On another note, one can do the same idea as above with GL_EXT_shader_image_store, but that is still NVIDIA only, but that capability is part of DX11, and as such, something like that, I would think, would appear eventually in either GL 4.x (x>=2) or as an extension that both ATI and NVIDIA do.

Enjoy.

Woa, brilliant, yeah I thought some kind of feedback would do it :slight_smile: Too bad I have an ATI card :frowning: Oh, maybe I’ll just use some GLSL debugger, thanks for sharing the idea.

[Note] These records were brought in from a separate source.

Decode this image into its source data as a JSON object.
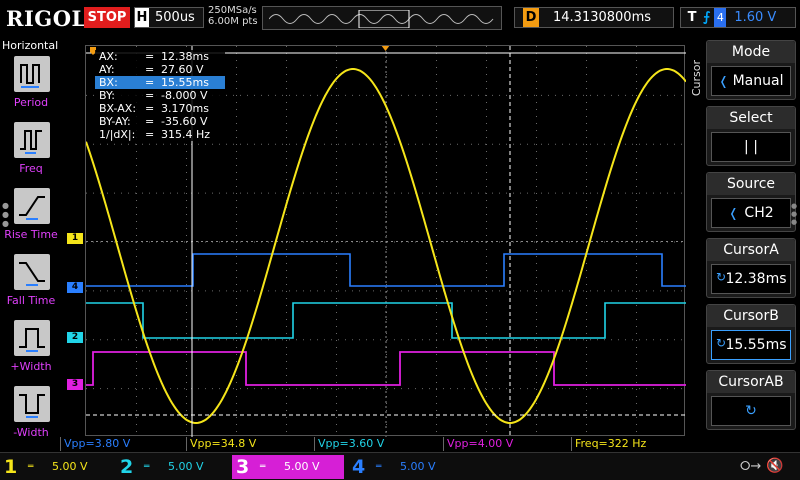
{
  "topbar": {
    "logo": "RIGOL",
    "run_state": "STOP",
    "horizontal_label": "H",
    "timebase": "500us",
    "sample_rate": "250MSa/s",
    "memory_depth": "6.00M pts",
    "delay_label": "D",
    "delay_value": "14.3130800ms",
    "trigger_label": "T",
    "trigger_source": "4",
    "trigger_level": "1.60 V"
  },
  "leftpanel": {
    "title": "Horizontal",
    "items": [
      {
        "label": "Period",
        "icon": "period-icon"
      },
      {
        "label": "Freq",
        "icon": "freq-icon"
      },
      {
        "label": "Rise Time",
        "icon": "rise-time-icon"
      },
      {
        "label": "Fall Time",
        "icon": "fall-time-icon"
      },
      {
        "label": "+Width",
        "icon": "pos-width-icon"
      },
      {
        "label": "-Width",
        "icon": "neg-width-icon"
      }
    ]
  },
  "cursor_readout": [
    {
      "key": "AX:",
      "value": "12.38ms",
      "selected": false
    },
    {
      "key": "AY:",
      "value": "27.60 V",
      "selected": false
    },
    {
      "key": "BX:",
      "value": "15.55ms",
      "selected": true
    },
    {
      "key": "BY:",
      "value": "-8.000 V",
      "selected": false
    },
    {
      "key": "BX-AX:",
      "value": "3.170ms",
      "selected": false
    },
    {
      "key": "BY-AY:",
      "value": "-35.60 V",
      "selected": false
    },
    {
      "key": "1/|dX|:",
      "value": "315.4 Hz",
      "selected": false
    }
  ],
  "channel_markers": [
    {
      "label": "1",
      "color": "#f5e51a"
    },
    {
      "label": "4",
      "color": "#2a7fff"
    },
    {
      "label": "2",
      "color": "#21d4e8"
    },
    {
      "label": "3",
      "color": "#e020e0"
    }
  ],
  "measurements": [
    {
      "text": "Vpp=3.80 V",
      "color": "#2a7fff"
    },
    {
      "text": "Vpp=34.8 V",
      "color": "#f5e51a"
    },
    {
      "text": "Vpp=3.60 V",
      "color": "#21d4e8"
    },
    {
      "text": "Vpp=4.00 V",
      "color": "#e020e0"
    },
    {
      "text": "Freq=322 Hz",
      "color": "#f5e51a"
    }
  ],
  "rightmenu": {
    "vertical_label": "Cursor",
    "items": [
      {
        "title": "Mode",
        "value": "Manual",
        "knob": false
      },
      {
        "title": "Select",
        "value": "|   |",
        "knob": false
      },
      {
        "title": "Source",
        "value": "CH2",
        "knob": false
      },
      {
        "title": "CursorA",
        "value": "12.38ms",
        "knob": true
      },
      {
        "title": "CursorB",
        "value": "15.55ms",
        "knob": true
      },
      {
        "title": "CursorAB",
        "value": "",
        "knob": true
      }
    ]
  },
  "channels": [
    {
      "num": "1",
      "scale": "5.00 V",
      "color": "#f5e51a",
      "active": false
    },
    {
      "num": "2",
      "scale": "5.00 V",
      "color": "#21d4e8",
      "active": false
    },
    {
      "num": "3",
      "scale": "5.00 V",
      "color": "#e020e0",
      "active": true
    },
    {
      "num": "4",
      "scale": "5.00 V",
      "color": "#2a7fff",
      "active": false
    }
  ],
  "colors": {
    "ch1": "#f5e51a",
    "ch2": "#21d4e8",
    "ch3": "#e020e0",
    "ch4": "#2a7fff",
    "trigger": "#f39c12",
    "grid": "#6a6a6a"
  }
}
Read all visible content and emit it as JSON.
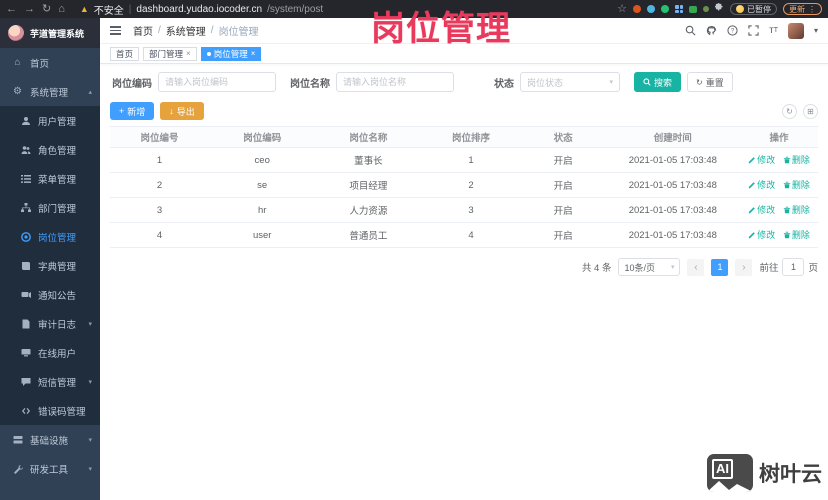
{
  "browser": {
    "security_label": "不安全",
    "url_host": "dashboard.yudao.iocoder.cn",
    "url_path": "/system/post",
    "extension_badge": "已暂停",
    "update_label": "更新"
  },
  "annotation": "岗位管理",
  "sidebar": {
    "app_title": "芋道管理系统",
    "menu": [
      {
        "label": "首页",
        "icon": "home-icon"
      },
      {
        "label": "系统管理",
        "icon": "gear-icon"
      }
    ],
    "submenu": [
      {
        "label": "用户管理",
        "icon": "user-icon"
      },
      {
        "label": "角色管理",
        "icon": "users-icon"
      },
      {
        "label": "菜单管理",
        "icon": "menu-list-icon"
      },
      {
        "label": "部门管理",
        "icon": "org-tree-icon"
      },
      {
        "label": "岗位管理",
        "icon": "post-icon"
      },
      {
        "label": "字典管理",
        "icon": "book-icon"
      },
      {
        "label": "通知公告",
        "icon": "megaphone-icon"
      },
      {
        "label": "审计日志",
        "icon": "audit-icon"
      },
      {
        "label": "在线用户",
        "icon": "online-icon"
      },
      {
        "label": "短信管理",
        "icon": "message-icon"
      },
      {
        "label": "错误码管理",
        "icon": "code-icon"
      }
    ],
    "bottom": [
      {
        "label": "基础设施",
        "icon": "server-icon"
      },
      {
        "label": "研发工具",
        "icon": "tools-icon"
      }
    ]
  },
  "header": {
    "breadcrumb": [
      "首页",
      "系统管理",
      "岗位管理"
    ]
  },
  "tags": [
    {
      "label": "首页"
    },
    {
      "label": "部门管理"
    },
    {
      "label": "岗位管理"
    }
  ],
  "search": {
    "code_label": "岗位编码",
    "code_placeholder": "请输入岗位编码",
    "name_label": "岗位名称",
    "name_placeholder": "请输入岗位名称",
    "status_label": "状态",
    "status_placeholder": "岗位状态",
    "search_button": "搜索",
    "reset_button": "重置"
  },
  "toolbar": {
    "add_button": "新增",
    "export_button": "导出"
  },
  "table": {
    "headers": [
      "岗位编号",
      "岗位编码",
      "岗位名称",
      "岗位排序",
      "状态",
      "创建时间",
      "操作"
    ],
    "rows": [
      [
        "1",
        "ceo",
        "董事长",
        "1",
        "开启",
        "2021-01-05 17:03:48"
      ],
      [
        "2",
        "se",
        "项目经理",
        "2",
        "开启",
        "2021-01-05 17:03:48"
      ],
      [
        "3",
        "hr",
        "人力资源",
        "3",
        "开启",
        "2021-01-05 17:03:48"
      ],
      [
        "4",
        "user",
        "普通员工",
        "4",
        "开启",
        "2021-01-05 17:03:48"
      ]
    ],
    "actions": {
      "edit": "修改",
      "delete": "删除"
    }
  },
  "pagination": {
    "total": "共 4 条",
    "page_size": "10条/页",
    "current_page": "1",
    "goto_prefix": "前往",
    "goto_value": "1",
    "goto_suffix": "页"
  },
  "watermark": {
    "logo_text": "AI",
    "brand": "树叶云"
  },
  "colors": {
    "primary": "#409eff",
    "teal": "#17b3a3",
    "warning": "#e6a23c",
    "danger_annotation": "#e9395c"
  }
}
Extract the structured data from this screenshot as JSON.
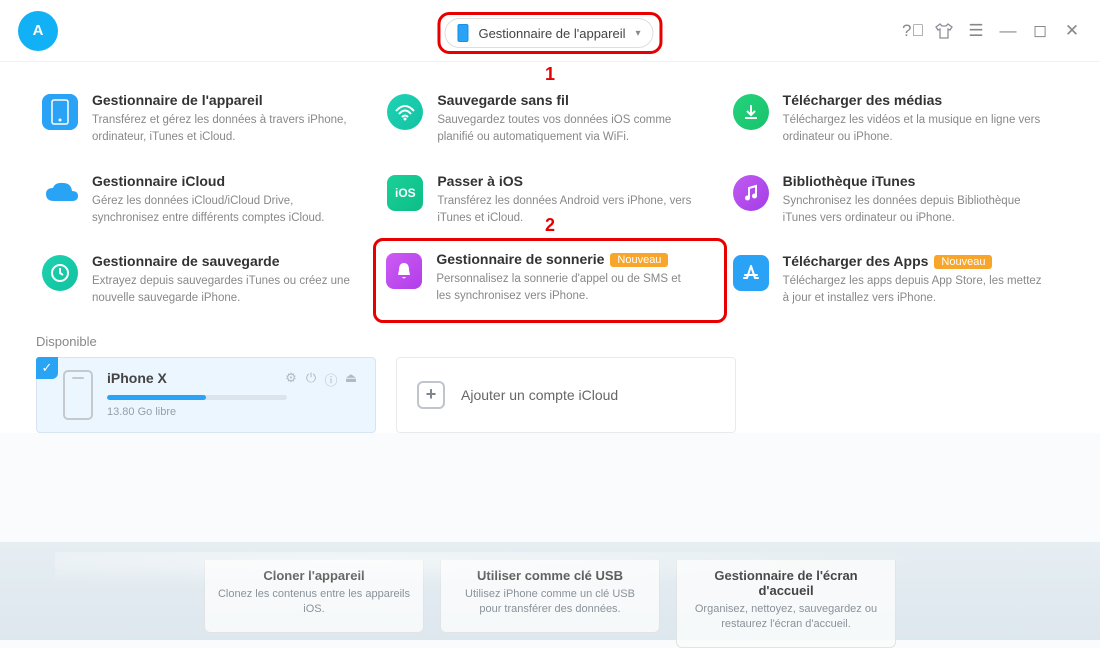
{
  "titlebar": {
    "dropdown_label": "Gestionnaire de l'appareil",
    "callout1": "1"
  },
  "tiles": [
    {
      "title": "Gestionnaire de l'appareil",
      "desc": "Transférez et gérez les données à travers iPhone, ordinateur, iTunes et iCloud."
    },
    {
      "title": "Sauvegarde sans fil",
      "desc": "Sauvegardez toutes vos données iOS comme planifié ou automatiquement via WiFi."
    },
    {
      "title": "Télécharger des médias",
      "desc": "Téléchargez les vidéos et la musique en ligne vers ordinateur ou iPhone."
    },
    {
      "title": "Gestionnaire iCloud",
      "desc": "Gérez les données iCloud/iCloud Drive, synchronisez entre différents comptes iCloud."
    },
    {
      "title": "Passer à iOS",
      "desc": "Transférez les données Android vers iPhone, vers iTunes et iCloud."
    },
    {
      "title": "Bibliothèque iTunes",
      "desc": "Synchronisez les données depuis Bibliothèque iTunes vers ordinateur ou iPhone."
    },
    {
      "title": "Gestionnaire de sauvegarde",
      "desc": "Extrayez depuis sauvegardes iTunes ou créez une nouvelle sauvegarde iPhone."
    },
    {
      "title": "Gestionnaire de sonnerie",
      "desc": "Personnalisez la sonnerie d'appel ou de SMS et les synchronisez vers iPhone.",
      "badge": "Nouveau"
    },
    {
      "title": "Télécharger des Apps",
      "desc": "Téléchargez les apps depuis App Store, les mettez à jour et installez vers iPhone.",
      "badge": "Nouveau"
    }
  ],
  "callout2": "2",
  "devices": {
    "section_label": "Disponible",
    "name": "iPhone X",
    "free": "13.80 Go libre",
    "bar_pct": 55,
    "add_label": "Ajouter un compte iCloud"
  },
  "footer": [
    {
      "title": "Cloner l'appareil",
      "desc": "Clonez les contenus entre les appareils iOS."
    },
    {
      "title": "Utiliser comme clé USB",
      "desc": "Utilisez iPhone comme un clé USB pour transférer des données."
    },
    {
      "title": "Gestionnaire de l'écran d'accueil",
      "desc": "Organisez, nettoyez, sauvegardez ou restaurez l'écran d'accueil."
    }
  ]
}
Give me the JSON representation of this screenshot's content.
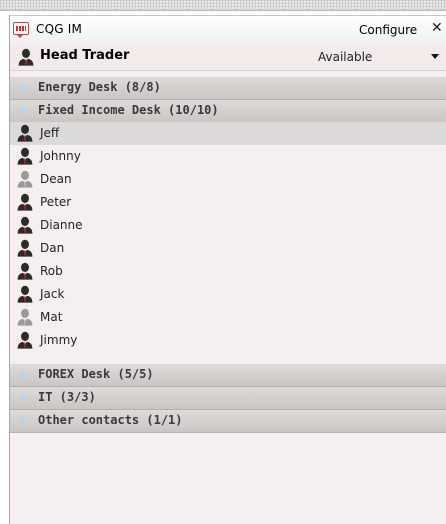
{
  "window": {
    "title": "CQG IM",
    "configure_label": "Configure",
    "close_symbol": "✕"
  },
  "user": {
    "name": "Head Trader",
    "status": "Available"
  },
  "groups": [
    {
      "label": "Energy Desk (8/8)",
      "expanded": false
    },
    {
      "label": "Fixed Income Desk (10/10)",
      "expanded": true
    },
    {
      "label": "FOREX Desk (5/5)",
      "expanded": false
    },
    {
      "label": "IT (3/3)",
      "expanded": false
    },
    {
      "label": "Other contacts (1/1)",
      "expanded": false
    }
  ],
  "contacts": [
    {
      "name": "Jeff",
      "online": true,
      "selected": true
    },
    {
      "name": "Johnny",
      "online": true
    },
    {
      "name": "Dean",
      "online": false
    },
    {
      "name": "Peter",
      "online": true
    },
    {
      "name": "Dianne",
      "online": true
    },
    {
      "name": "Dan",
      "online": true
    },
    {
      "name": "Rob",
      "online": true
    },
    {
      "name": "Jack",
      "online": true
    },
    {
      "name": "Mat",
      "online": false
    },
    {
      "name": "Jimmy",
      "online": true
    }
  ],
  "colors": {
    "panel_bg": "#f6efef",
    "group_header_bg": "#d4d0ce",
    "selected_row_bg": "#dbd9d9",
    "expander_arrow": "#b9d3ee",
    "online_icon": "#2b2b2b",
    "offline_icon": "#9a9a9a",
    "tie_red": "#d21f1f",
    "app_icon_red": "#e0262c"
  },
  "icons": {
    "app": "cqg-speech-bubble-icon",
    "user": "trader-person-icon",
    "expand": "triangle-right-icon",
    "collapse": "triangle-down-icon"
  }
}
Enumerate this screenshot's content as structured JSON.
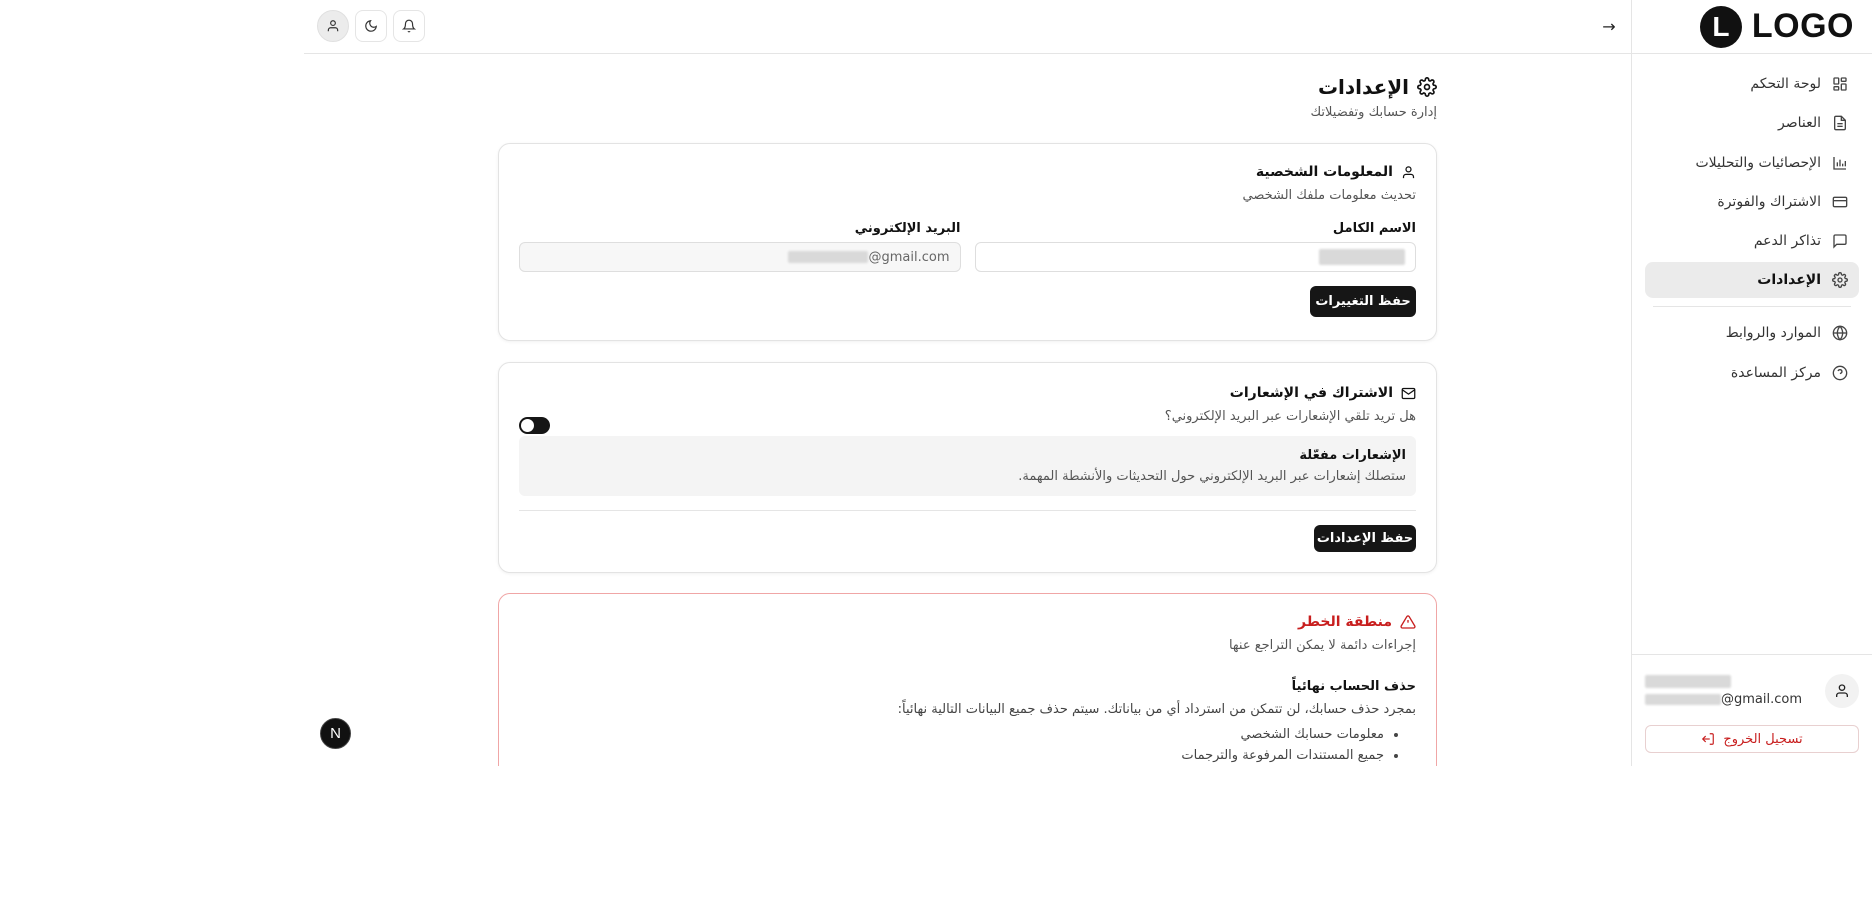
{
  "brand": {
    "logo_letter": "L",
    "logo_text": "LOGO"
  },
  "sidebar": {
    "items": [
      {
        "label": "لوحة التحكم",
        "icon": "dashboard-icon"
      },
      {
        "label": "العناصر",
        "icon": "document-icon"
      },
      {
        "label": "الإحصائيات والتحليلات",
        "icon": "bar-chart-icon"
      },
      {
        "label": "الاشتراك والفوترة",
        "icon": "credit-card-icon"
      },
      {
        "label": "تذاكر الدعم",
        "icon": "chat-icon"
      },
      {
        "label": "الإعدادات",
        "icon": "gear-icon",
        "active": true
      },
      {
        "label": "الموارد والروابط",
        "icon": "globe-icon"
      },
      {
        "label": "مركز المساعدة",
        "icon": "help-circle-icon"
      }
    ],
    "user": {
      "email_suffix": "@gmail.com"
    },
    "logout_label": "تسجيل الخروج"
  },
  "topbar": {
    "collapse_arrow": "→"
  },
  "page": {
    "title": "الإعدادات",
    "subtitle": "إدارة حسابك وتفضيلاتك"
  },
  "personal": {
    "title": "المعلومات الشخصية",
    "desc": "تحديث معلومات ملفك الشخصي",
    "name_label": "الاسم الكامل",
    "email_label": "البريد الإلكتروني",
    "email_suffix": "@gmail.com",
    "save_label": "حفظ التغييرات"
  },
  "notifications": {
    "title": "الاشتراك في الإشعارات",
    "desc": "هل تريد تلقي الإشعارات عبر البريد الإلكتروني؟",
    "enabled": false,
    "notice_title": "الإشعارات مفعّلة",
    "notice_desc": "ستصلك إشعارات عبر البريد الإلكتروني حول التحديثات والأنشطة المهمة.",
    "save_label": "حفظ الإعدادات"
  },
  "danger": {
    "title": "منطقة الخطر",
    "desc": "إجراءات دائمة لا يمكن التراجع عنها",
    "delete_title": "حذف الحساب نهائياً",
    "delete_text": "بمجرد حذف حسابك، لن تتمكن من استرداد أي من بياناتك. سيتم حذف جميع البيانات التالية نهائياً:",
    "items": [
      "معلومات حسابك الشخصي",
      "جميع المستندات المرفوعة والترجمات"
    ]
  },
  "badge": {
    "letter": "N"
  },
  "colors": {
    "accent": "#161616",
    "danger": "#c81e1e",
    "active_bg": "#ebebeb"
  }
}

I noticed crashing the shader has the added benefit of making the buggy Visual studio 10 core about 50% too :slight_smile: A fun side effect! Not everytime, of course, because that would make something about VS10 deterministic!

Did you use my assert macro or something custom and which card do you have?

Not sure you were asking me, but, just in case:

my shader was looping:
for (int i = 0; i < NumTex; ++i)

where NumTex was a uniform that I forgot to upload. Hence the crash.

Card: Nvidia GTX 260, Windows 7, VS 2010 !!